Dijo Daniel: “El que te ataque por la espalda es un modo de guerra a lo prehistórico, donde todo vale, es el estado natural del hombre. Si a uno se lo hace, entonces no hay reglas en contraatacar de cualquier modo. Es muy al contrario a pelear en un ring donde hay reglas o resolverlo en tribunales, ambas de caballeros”. 

Paulina Paz opina: “Le seguiría hasta atraparle y darle una paliza que no olvidará nunca”.

Francisca Ignacia: “Tratar de calmarme para no causar desorden, pero me vengaría días después haciendo lo mismo o algo peor”.  

Otro amigo, que llamaremos Javier mencionó: “Me quedaría con la rabia, pero no haría nada, no le seguiría el juego”. 

En fin, ¿qué hice yo? le pegué un puñetazo por la espalda. Pensé: Si él puede atacar por la espalda, yo también. Solo lo hice por defensa, porque esa broma no fue nada chistoso. A veces pienso: “Si a palabras, usando la sicología, no entiende nunca, entonces basta  un solo golpe y decir: ¡Suficiente!”. Lectores, no es que sea violento, es solo defensa, un modo directo de decir que a uno le dejen tranquilo y que no siga con ese tipo de tretas nunca más.
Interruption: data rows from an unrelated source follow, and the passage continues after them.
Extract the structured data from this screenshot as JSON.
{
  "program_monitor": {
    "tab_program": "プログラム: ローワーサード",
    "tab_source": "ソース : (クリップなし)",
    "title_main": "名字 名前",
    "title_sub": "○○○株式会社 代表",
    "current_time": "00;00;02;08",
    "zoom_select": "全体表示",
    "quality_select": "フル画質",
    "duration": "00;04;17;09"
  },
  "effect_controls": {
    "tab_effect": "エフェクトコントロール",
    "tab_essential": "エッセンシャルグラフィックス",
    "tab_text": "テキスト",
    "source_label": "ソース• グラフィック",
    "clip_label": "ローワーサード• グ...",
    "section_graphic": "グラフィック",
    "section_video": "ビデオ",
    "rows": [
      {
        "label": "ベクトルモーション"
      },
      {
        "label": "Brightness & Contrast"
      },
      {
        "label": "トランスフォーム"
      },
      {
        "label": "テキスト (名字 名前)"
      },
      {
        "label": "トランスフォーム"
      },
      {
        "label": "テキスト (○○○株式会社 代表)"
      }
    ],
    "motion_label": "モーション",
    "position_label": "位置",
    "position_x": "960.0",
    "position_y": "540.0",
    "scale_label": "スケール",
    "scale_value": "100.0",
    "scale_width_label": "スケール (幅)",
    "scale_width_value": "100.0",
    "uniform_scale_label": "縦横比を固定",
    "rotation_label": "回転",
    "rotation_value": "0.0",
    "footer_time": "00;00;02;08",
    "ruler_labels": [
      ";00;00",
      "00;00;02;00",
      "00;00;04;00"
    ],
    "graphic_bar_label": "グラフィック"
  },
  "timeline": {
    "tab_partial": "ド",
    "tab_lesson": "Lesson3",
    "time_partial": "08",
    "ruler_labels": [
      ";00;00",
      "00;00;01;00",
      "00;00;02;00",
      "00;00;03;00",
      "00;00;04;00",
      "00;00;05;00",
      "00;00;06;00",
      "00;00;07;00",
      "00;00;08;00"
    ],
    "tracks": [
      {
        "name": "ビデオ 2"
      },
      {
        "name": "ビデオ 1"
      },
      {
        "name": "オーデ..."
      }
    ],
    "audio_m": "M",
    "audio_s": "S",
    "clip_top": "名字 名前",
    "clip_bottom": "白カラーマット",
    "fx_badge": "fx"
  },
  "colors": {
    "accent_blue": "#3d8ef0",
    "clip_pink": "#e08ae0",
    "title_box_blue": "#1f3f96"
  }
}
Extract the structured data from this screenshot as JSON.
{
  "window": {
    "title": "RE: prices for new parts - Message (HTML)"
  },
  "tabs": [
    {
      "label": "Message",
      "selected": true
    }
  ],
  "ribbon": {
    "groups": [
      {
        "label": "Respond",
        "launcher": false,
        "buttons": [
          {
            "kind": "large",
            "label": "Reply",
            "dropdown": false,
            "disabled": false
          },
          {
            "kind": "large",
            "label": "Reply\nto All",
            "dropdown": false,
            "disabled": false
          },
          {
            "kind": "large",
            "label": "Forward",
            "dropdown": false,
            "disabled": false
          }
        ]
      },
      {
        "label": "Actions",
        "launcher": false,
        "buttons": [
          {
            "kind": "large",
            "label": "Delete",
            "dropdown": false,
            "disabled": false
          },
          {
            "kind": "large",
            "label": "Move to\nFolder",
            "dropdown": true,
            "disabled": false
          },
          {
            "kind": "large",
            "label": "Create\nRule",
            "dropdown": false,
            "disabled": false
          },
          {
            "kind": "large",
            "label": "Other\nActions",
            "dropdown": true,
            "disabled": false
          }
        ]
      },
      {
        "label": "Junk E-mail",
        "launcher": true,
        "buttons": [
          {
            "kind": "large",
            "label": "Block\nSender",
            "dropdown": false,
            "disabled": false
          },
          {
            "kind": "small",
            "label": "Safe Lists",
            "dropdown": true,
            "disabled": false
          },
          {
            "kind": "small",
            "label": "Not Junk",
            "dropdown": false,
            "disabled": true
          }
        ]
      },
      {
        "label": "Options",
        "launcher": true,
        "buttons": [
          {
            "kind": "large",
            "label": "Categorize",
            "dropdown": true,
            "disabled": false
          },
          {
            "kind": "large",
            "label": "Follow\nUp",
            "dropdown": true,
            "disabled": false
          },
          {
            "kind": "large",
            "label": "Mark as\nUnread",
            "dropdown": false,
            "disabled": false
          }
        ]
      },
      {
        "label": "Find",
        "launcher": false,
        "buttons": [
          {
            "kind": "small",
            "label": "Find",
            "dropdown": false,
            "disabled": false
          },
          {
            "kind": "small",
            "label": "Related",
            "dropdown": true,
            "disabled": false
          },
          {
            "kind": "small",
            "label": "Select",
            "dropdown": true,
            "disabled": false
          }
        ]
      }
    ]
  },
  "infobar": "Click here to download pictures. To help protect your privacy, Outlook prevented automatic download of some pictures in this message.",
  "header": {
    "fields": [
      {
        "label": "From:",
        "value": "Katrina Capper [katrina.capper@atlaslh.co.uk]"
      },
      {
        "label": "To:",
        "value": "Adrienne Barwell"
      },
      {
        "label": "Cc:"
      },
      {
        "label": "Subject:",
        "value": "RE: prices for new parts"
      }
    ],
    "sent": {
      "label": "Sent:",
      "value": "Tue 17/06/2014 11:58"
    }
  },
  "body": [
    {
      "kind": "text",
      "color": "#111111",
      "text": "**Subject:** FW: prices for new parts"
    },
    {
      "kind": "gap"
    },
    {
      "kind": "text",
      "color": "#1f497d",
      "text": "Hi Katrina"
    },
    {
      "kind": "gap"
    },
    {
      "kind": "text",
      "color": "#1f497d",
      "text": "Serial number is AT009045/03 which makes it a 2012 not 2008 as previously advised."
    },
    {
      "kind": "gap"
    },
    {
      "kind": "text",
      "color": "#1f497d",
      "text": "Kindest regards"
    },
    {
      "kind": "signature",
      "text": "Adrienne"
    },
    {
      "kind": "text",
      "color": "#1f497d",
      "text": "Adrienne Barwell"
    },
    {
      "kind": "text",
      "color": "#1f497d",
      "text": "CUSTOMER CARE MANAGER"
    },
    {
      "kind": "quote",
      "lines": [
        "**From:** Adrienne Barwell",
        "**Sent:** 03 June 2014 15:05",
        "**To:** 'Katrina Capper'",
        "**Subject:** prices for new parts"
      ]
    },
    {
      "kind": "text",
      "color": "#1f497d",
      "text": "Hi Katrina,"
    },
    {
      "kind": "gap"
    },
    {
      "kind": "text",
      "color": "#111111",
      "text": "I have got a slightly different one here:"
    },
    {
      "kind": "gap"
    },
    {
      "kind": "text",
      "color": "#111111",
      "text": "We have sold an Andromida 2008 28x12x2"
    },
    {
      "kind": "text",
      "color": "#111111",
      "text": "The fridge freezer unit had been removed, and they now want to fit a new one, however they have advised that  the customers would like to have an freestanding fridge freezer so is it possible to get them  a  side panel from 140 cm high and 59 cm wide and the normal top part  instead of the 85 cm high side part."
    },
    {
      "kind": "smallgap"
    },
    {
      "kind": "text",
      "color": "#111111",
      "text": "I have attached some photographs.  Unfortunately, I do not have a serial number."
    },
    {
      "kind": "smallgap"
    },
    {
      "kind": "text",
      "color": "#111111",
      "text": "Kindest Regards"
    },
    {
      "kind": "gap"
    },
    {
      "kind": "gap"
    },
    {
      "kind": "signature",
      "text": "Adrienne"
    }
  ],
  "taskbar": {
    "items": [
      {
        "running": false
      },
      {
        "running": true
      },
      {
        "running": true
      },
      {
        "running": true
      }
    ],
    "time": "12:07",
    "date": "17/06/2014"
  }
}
Todo tiene un límite. Si alguien le está molestando una y otra vez usa las palabras. Pero si continúa insistentemente, entonces basta una mirada penetrante o ya máximo una bofetada y listo. A los que son padres díganles a sus hijos que no se dejen amedrentar, que se defiendan. Si alguien les pega, que les pegue de vuelta. Si alguien le insulta, que diga lo primero que se le venga a la mente al segundo, así evitando en quedarse pensando qué decir, porque ya perdió. Que no se pierda en el laberinto de la mente, que puede ser a veces nuestro peor enemigo.

Y sí, todo tiene un fin. Hasta este artículo se da por concluido con una pregunta y con una cita: ¿Qué haría usted si es víctima de una broma pesada? Todo depende de uno mismo. Y la cita, dicha por el poeta romano Publilio Siro: “El carácter de cada hombre es el árbitro de su fortuna”.